The biggest difference between diapers and pull-ups is that pull-up diapers usually include an elastic band, making them easier to slip on and off like regular underwear. Some versions stick the tape to the diaper like a regular diaper, while others can be pulled off like a swimming diaper. In general, it is used during potty training.
Parents have a lot of choices to make when it comes to taking care of their little baby, so I like to try to explain things so you don’t have to stress too much over every little thing. First, let’s look at why you might want to use pull-ups, some information about them, and whether they cost more than regular diapers.
The essential differences between diapers and pull up pants
As I said before, the biggest difference between regular diapers and pull-ups is that they can be pulled on and off like regular underwear. By removing the tape, older toddlers were less likely to remove their diapers by ripping off the tape, but were given practice during their potty training.
To keep things simple, we’re just talking about disposable style pull-ups that you might find in the diaper aisle of a store. I should also point out that the word “pull-up” is from the brand Yeesain, which technically isn’t the real name of this style of diaper, although most people just use it for everything. The word for Pamper is easy-ups, and The Honest Company calls them training pants, but they’re all similar in design.
Can we use pull up diapers at night?
Since we’ve established that pull-ups may not be as absorbent as the regular diapers you’re used to, you’ll need to be very careful using them at night, as you’re more likely to run into a urine leak. This is especially true if you have a problem with a leak before using a regular diaper. Most babies fill their diapers overnight because we don’t change them very often. Some babies even need extra overnight diapers, absorbent pads, or other means to keep them dry until morning. In the worst-case scenario, mom and dad may have to arrange for diaper changes in the middle of the night to help prevent this.
Are pull ups as absorbent as diapers?
Basically, regular diapers focus on immediate absorption of moisture, whereas pull-ups want the baby to feel some moisture before it can be absorbed. If they feel their bedpan, the theory goes, they can begin to master the whole bedpan training better because they have the feeling of wet themselves. For those who want to potty train their kids on their own initiative, this may not be such a big deal because you’ll probably start potty training during the day and you’ll be watching them like a hawk. This makes the possibility of a leak very low.
If you’re not actively potty trained, then pull-ups are likely to only cause you trouble compared to regular diapers, as they usually leak more. Of course, not all brands are created equal, and it is possible that you will find some pull-ups that do an excellent job in preventing leaks. The best strategy is to research and experiment with a few brands to see what works for you and your baby.
Are pull-ups more expensive than general diapers?

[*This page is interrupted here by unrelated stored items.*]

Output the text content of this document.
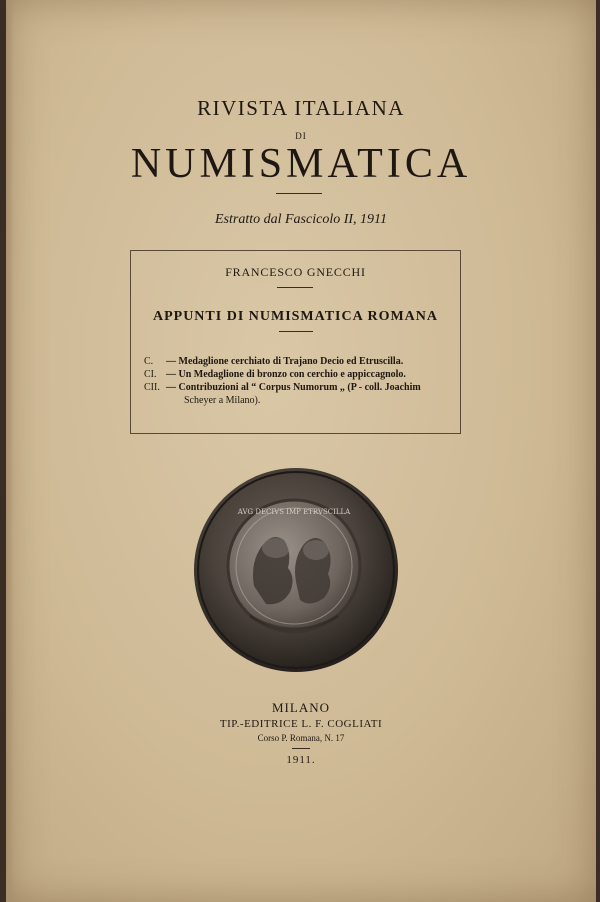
RIVISTA ITALIANA
DI
NUMISMATICA
Estratto dal Fascicolo II, 1911
FRANCESCO GNECCHI
APPUNTI DI NUMISMATICA ROMANA
C.	— Medaglione cerchiato di Trajano Decio ed Etruscilla.
CI. — Un Medaglione di bronzo con cerchio e appiccagnolo.
CII. — Contribuzioni al “ Corpus Numorum „ (P - coll. Joachim
Scheyer a Milano).
AVG DECIVS IMP ETRVSCILLA
MILANO
TIP.-EDITRICE L. F. COGLIATI
Corso P. Romana, N. 17
1911.
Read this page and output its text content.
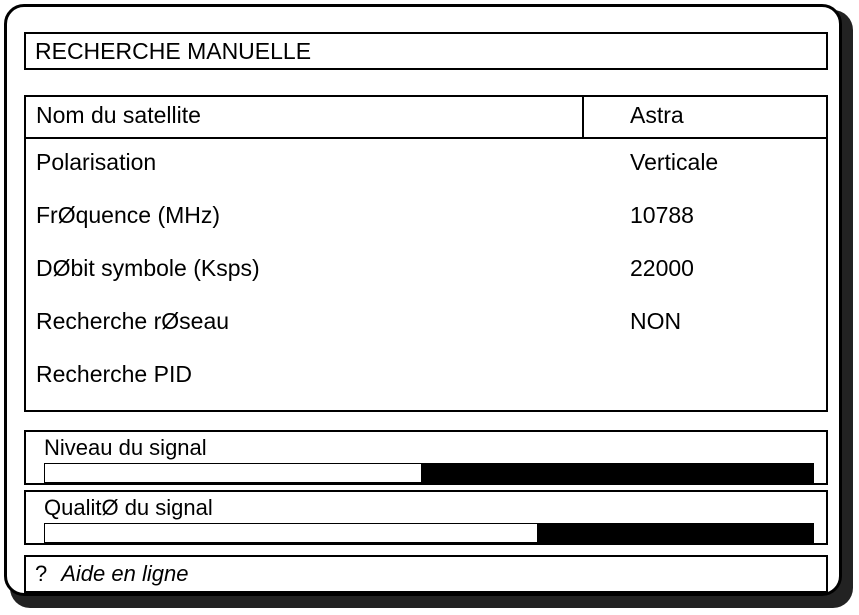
RECHERCHE MANUELLE
Nom du satellite	Astra
Polarisation	Verticale
FrØquence (MHz)	10788
DØbit symbole (Ksps)	22000
Recherche rØseau	NON
Recherche PID
Niveau du signal
QualitØ du signal
? Aide en ligne
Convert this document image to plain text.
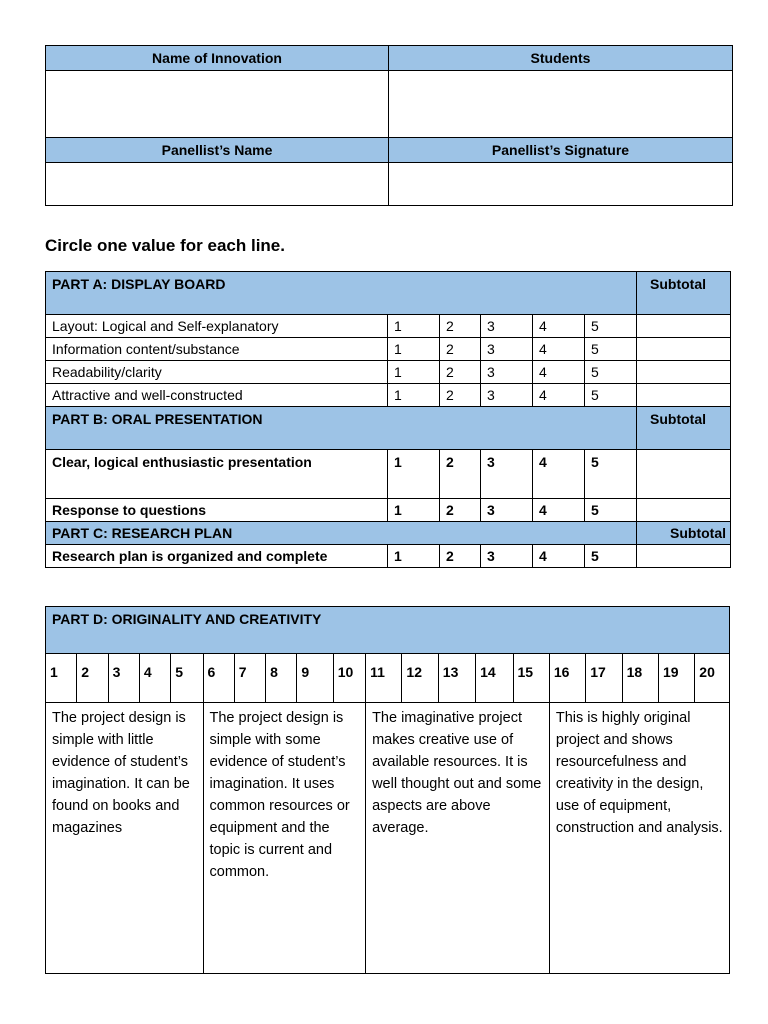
Name of Innovation	Students

Panellist’s Name	Panellist’s Signature

Circle one value for each line.
PART A: DISPLAY BOARD						Subtotal
Layout: Logical and Self-explanatory	1	2	3	4	5	
Information content/substance	1	2	3	4	5	
Readability/clarity	1	2	3	4	5	
Attractive and well-constructed	1	2	3	4	5	
PART B: ORAL PRESENTATION						Subtotal
Clear, logical enthusiastic presentation	1	2	3	4	5	
Response to questions	1	2	3	4	5	
PART C: RESEARCH PLAN						Subtotal
Research plan is organized and complete	1	2	3	4	5	
PART D: ORIGINALITY AND CREATIVITY																			
1	2	3	4	5	6	7	8	9	10	11	12	13	14	15	16	17	18	19	20
The project design is simple with little evidence of student’s imagination. It can be found on books and magazines					The project design is simple with some evidence of student’s imagination. It uses common resources or equipment and the topic is current and common.					The imaginative project makes creative use of available resources. It is well thought out and some aspects are above average.					This is highly original project and shows resourcefulness and creativity in the design, use of equipment, construction and analysis.				
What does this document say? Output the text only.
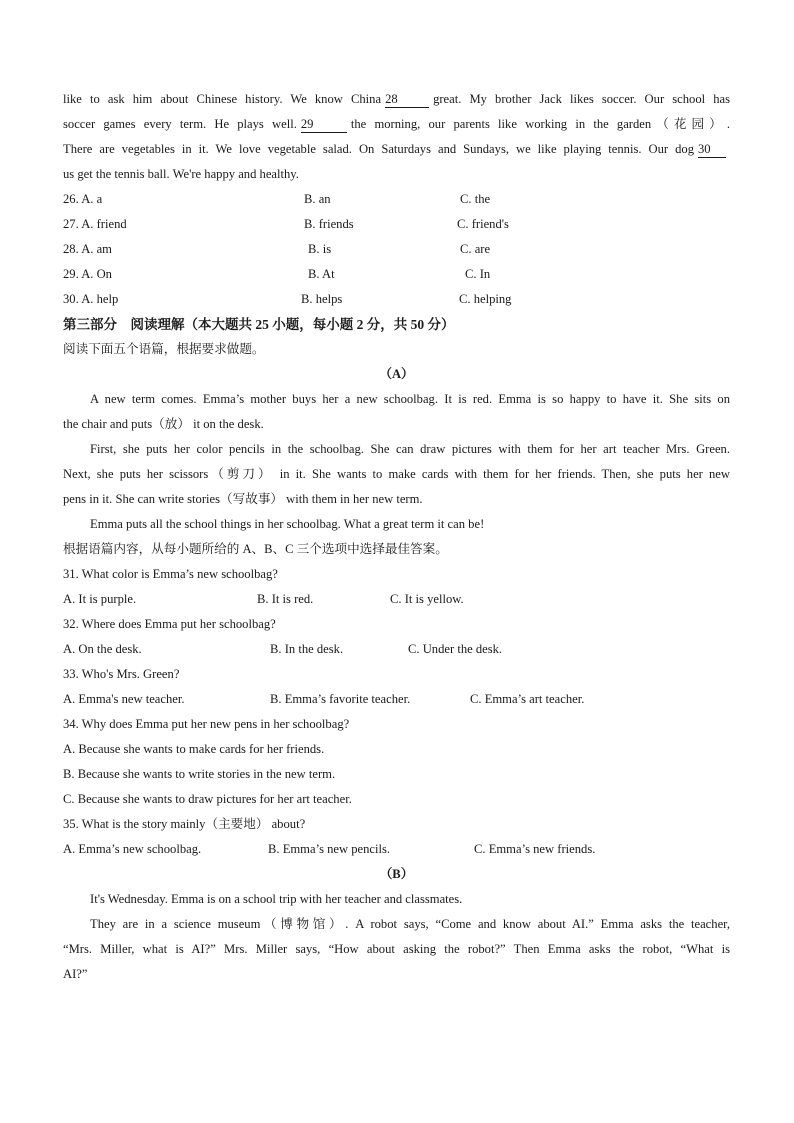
like to ask him about Chinese history. We know China 28	great. My brother Jack likes soccer. Our school has
soccer games every term. He plays well. 29	the morning, our parents like working in the garden（花园）.
There are vegetables in it. We love vegetable salad. On Saturdays and Sundays, we like playing tennis. Our dog 30
us get the tennis ball. We're happy and healthy.
26. A. a	B. an	C. the
27. A. friend	B. friends	C. friend's
28. A. am	B. is	C. are
29. A. On	B. At	C. In
30. A. help	B. helps	C. helping
第三部分　阅读理解（本大题共 25 小题，每小题 2 分，共 50 分）
阅读下面五个语篇，根据要求做题。
（A）
A new term comes. Emma’s mother buys her a new schoolbag. It is red. Emma is so happy to have it. She sits on
the chair and puts（放） it on the desk.
First, she puts her color pencils in the schoolbag. She can draw pictures with them for her art teacher Mrs. Green.
Next, she puts her scissors（剪刀） in it. She wants to make cards with them for her friends. Then, she puts her new
pens in it. She can write stories（写故事） with them in her new term.
Emma puts all the school things in her schoolbag. What a great term it can be!
根据语篇内容，从每小题所给的 A、B、C 三个选项中选择最佳答案。
31. What color is Emma’s new schoolbag?
A. It is purple.	B. It is red.	C. It is yellow.
32. Where does Emma put her schoolbag?
A. On the desk.	B. In the desk.	C. Under the desk.
33. Who's Mrs. Green?
A. Emma's new teacher.	B. Emma’s favorite teacher.	C. Emma’s art teacher.
34. Why does Emma put her new pens in her schoolbag?
A. Because she wants to make cards for her friends.
B. Because she wants to write stories in the new term.
C. Because she wants to draw pictures for her art teacher.
35. What is the story mainly（主要地） about?
A. Emma’s new schoolbag.	B. Emma’s new pencils.	C. Emma’s new friends.
（B）
It's Wednesday. Emma is on a school trip with her teacher and classmates.
They are in a science museum（博物馆）. A robot says, “Come and know about AI.” Emma asks the teacher,
“Mrs. Miller, what is AI?” Mrs. Miller says, “How about asking the robot?” Then Emma asks the robot, “What is
AI?”
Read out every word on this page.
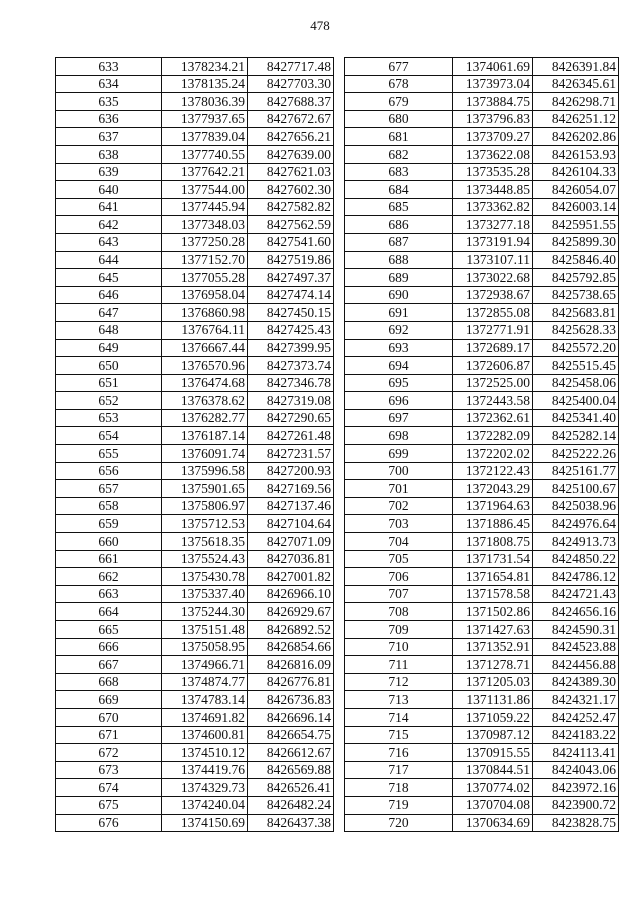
478
633	1378234.21	8427717.48
634	1378135.24	8427703.30
635	1378036.39	8427688.37
636	1377937.65	8427672.67
637	1377839.04	8427656.21
638	1377740.55	8427639.00
639	1377642.21	8427621.03
640	1377544.00	8427602.30
641	1377445.94	8427582.82
642	1377348.03	8427562.59
643	1377250.28	8427541.60
644	1377152.70	8427519.86
645	1377055.28	8427497.37
646	1376958.04	8427474.14
647	1376860.98	8427450.15
648	1376764.11	8427425.43
649	1376667.44	8427399.95
650	1376570.96	8427373.74
651	1376474.68	8427346.78
652	1376378.62	8427319.08
653	1376282.77	8427290.65
654	1376187.14	8427261.48
655	1376091.74	8427231.57
656	1375996.58	8427200.93
657	1375901.65	8427169.56
658	1375806.97	8427137.46
659	1375712.53	8427104.64
660	1375618.35	8427071.09
661	1375524.43	8427036.81
662	1375430.78	8427001.82
663	1375337.40	8426966.10
664	1375244.30	8426929.67
665	1375151.48	8426892.52
666	1375058.95	8426854.66
667	1374966.71	8426816.09
668	1374874.77	8426776.81
669	1374783.14	8426736.83
670	1374691.82	8426696.14
671	1374600.81	8426654.75
672	1374510.12	8426612.67
673	1374419.76	8426569.88
674	1374329.73	8426526.41
675	1374240.04	8426482.24
676	1374150.69	8426437.38
677	1374061.69	8426391.84
678	1373973.04	8426345.61
679	1373884.75	8426298.71
680	1373796.83	8426251.12
681	1373709.27	8426202.86
682	1373622.08	8426153.93
683	1373535.28	8426104.33
684	1373448.85	8426054.07
685	1373362.82	8426003.14
686	1373277.18	8425951.55
687	1373191.94	8425899.30
688	1373107.11	8425846.40
689	1373022.68	8425792.85
690	1372938.67	8425738.65
691	1372855.08	8425683.81
692	1372771.91	8425628.33
693	1372689.17	8425572.20
694	1372606.87	8425515.45
695	1372525.00	8425458.06
696	1372443.58	8425400.04
697	1372362.61	8425341.40
698	1372282.09	8425282.14
699	1372202.02	8425222.26
700	1372122.43	8425161.77
701	1372043.29	8425100.67
702	1371964.63	8425038.96
703	1371886.45	8424976.64
704	1371808.75	8424913.73
705	1371731.54	8424850.22
706	1371654.81	8424786.12
707	1371578.58	8424721.43
708	1371502.86	8424656.16
709	1371427.63	8424590.31
710	1371352.91	8424523.88
711	1371278.71	8424456.88
712	1371205.03	8424389.30
713	1371131.86	8424321.17
714	1371059.22	8424252.47
715	1370987.12	8424183.22
716	1370915.55	8424113.41
717	1370844.51	8424043.06
718	1370774.02	8423972.16
719	1370704.08	8423900.72
720	1370634.69	8423828.75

One of my biggest prejudices about diapers and pull-ups is that they are just more expensive than the regular version. Turns out, I was right about that, but when you actually look at the price, it’s really not that different. I did a little survey to see what would happen to the most popular brand if I chose one of the two brands. Of course, it’s definitely possible to find a cheaper diaper outside of the big brands.
Comparing store-brand diapers with big-name brand pull-ups, for example, can create an even bigger price gap. I’ll try to compare them one by one for the sake of comparison. To make it as close as possible, I chose to compare a size 4 regular diaper with a size 2T pull-up, since they are designed for babies of the same weight. When you start wearing pull-ups, you’ll notice that those sizes look just like clothes! I also chose the largest, most economical bulk option to keep the price as low as possible.